【144本目】藁にもすがる獣たち(2020年・韓)
【感想】
洋画不足の日々が続いておりますが、昨日見に行って久々のヒットだったので更新します。
日本の曽根啓介の小説を原作とした本作は、今作が長編デビュー作となるキム・ヨンホンの監督作となります。
しかしながら、デビュー作とは到底信じられない、流れるようで、それでいてこちらの意表を突く、洗練されたストーリーラインには、こちらとしても終始目が離せませんでした。まだ3月ですけど、現時点では本作が2021年に見た映画の暫定ベストです。
ストーリーラインは、一見無関係な人々が、運命の偶然と一つのただならぬアイテムによって時に直接的に、時に間接的に関わり合う、というソダーバーグ映画や成田良悟作品を思わせるつくりになっています。
この映画のポイントはやはりただ関わり合うだけでなく、騙し合い、殺し合うという点でしょう。

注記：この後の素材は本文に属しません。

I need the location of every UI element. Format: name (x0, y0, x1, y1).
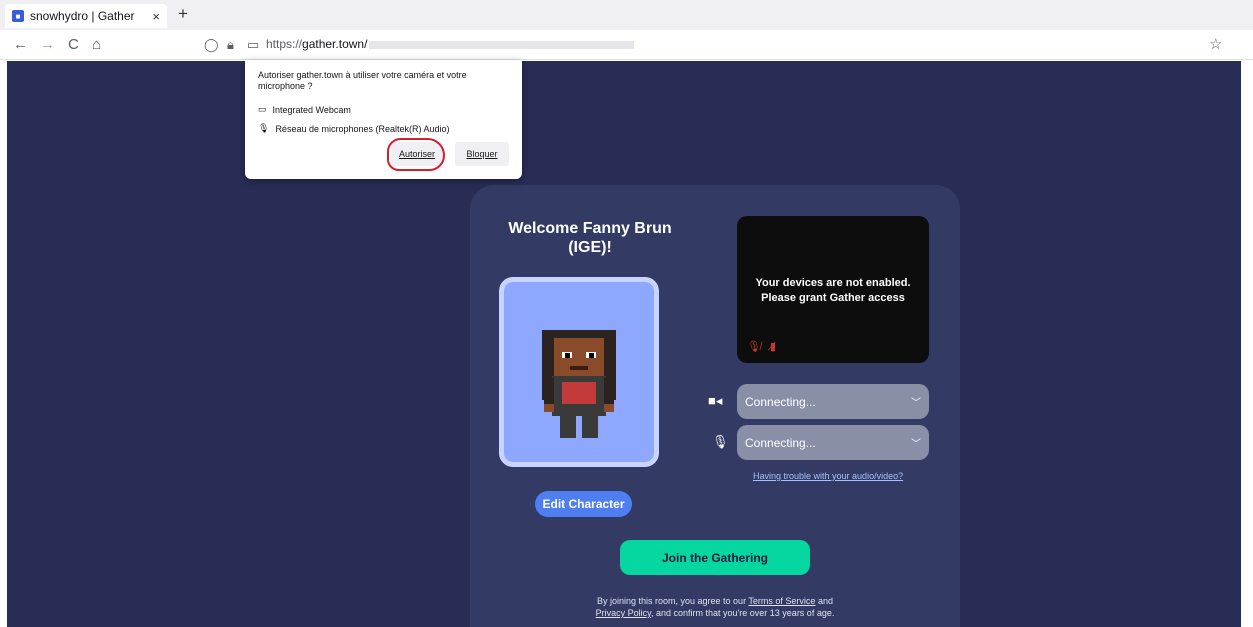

登場人物がほとんど騙して殺すワルかクズなので、タランティーノやコーエン兄弟の映画を思わせる作風です。
ただ、多分普段のタランティーノ映画よりも死亡率は多めだと思います。
【好きなシーン】
チョン・ドヨン演じる悪女・ヨンヒの活躍するシーン全般っすね!!
自分がマゾ気質なのが関係してるんでしょうけど、悪人で野心があってその上美人な女性ってのは魅かれます。
DV被害者の部下を利用しては切り捨て、警官を名乗る男も殺し、夫である審査官や借金取りを利用するそのやり口は、SFによくいる下手な世界規模のヴィランよりも数倍カリスマ性がありました。
結局彼女も劇中の大半のキャラに同じく悲惨な末路を遂げますが、それでいてその悲惨さ自体にも絵になっているように見えましたね。
また今作は、血しぶきが飛び交う人が死ぬシーン自体にも、独特の味があります。
ただ血液が飛び交うシーンが多いだけなら韓国映画ではよくある光景ですけど、この映画ではどこか黒い笑いが飛び交う、それこそタランティーノ映画でよく見る光景がウリです。
特に出入国審査官の【ラッキーストライク】を伏線とした不条理さ・悪趣味さMAXの死に方は笑えなさが笑えるというおかしな感情に見舞われましたね。
同様に背中を小突かれた、みたいなモーションで背中をぶっ刺される借金取りの組長の死亡シーンもすきです。
あと家庭ではDVされっぱなしの主婦が自分に惚れてる不法入国者相手には強めに出まくるシーンや、認知症で嫁相手にもいじわるなフリーターの母親が、終盤で息子相手に強さを見せるシーンといったような、相手によって見せる側面を変える、というキャラクター構成もツボです。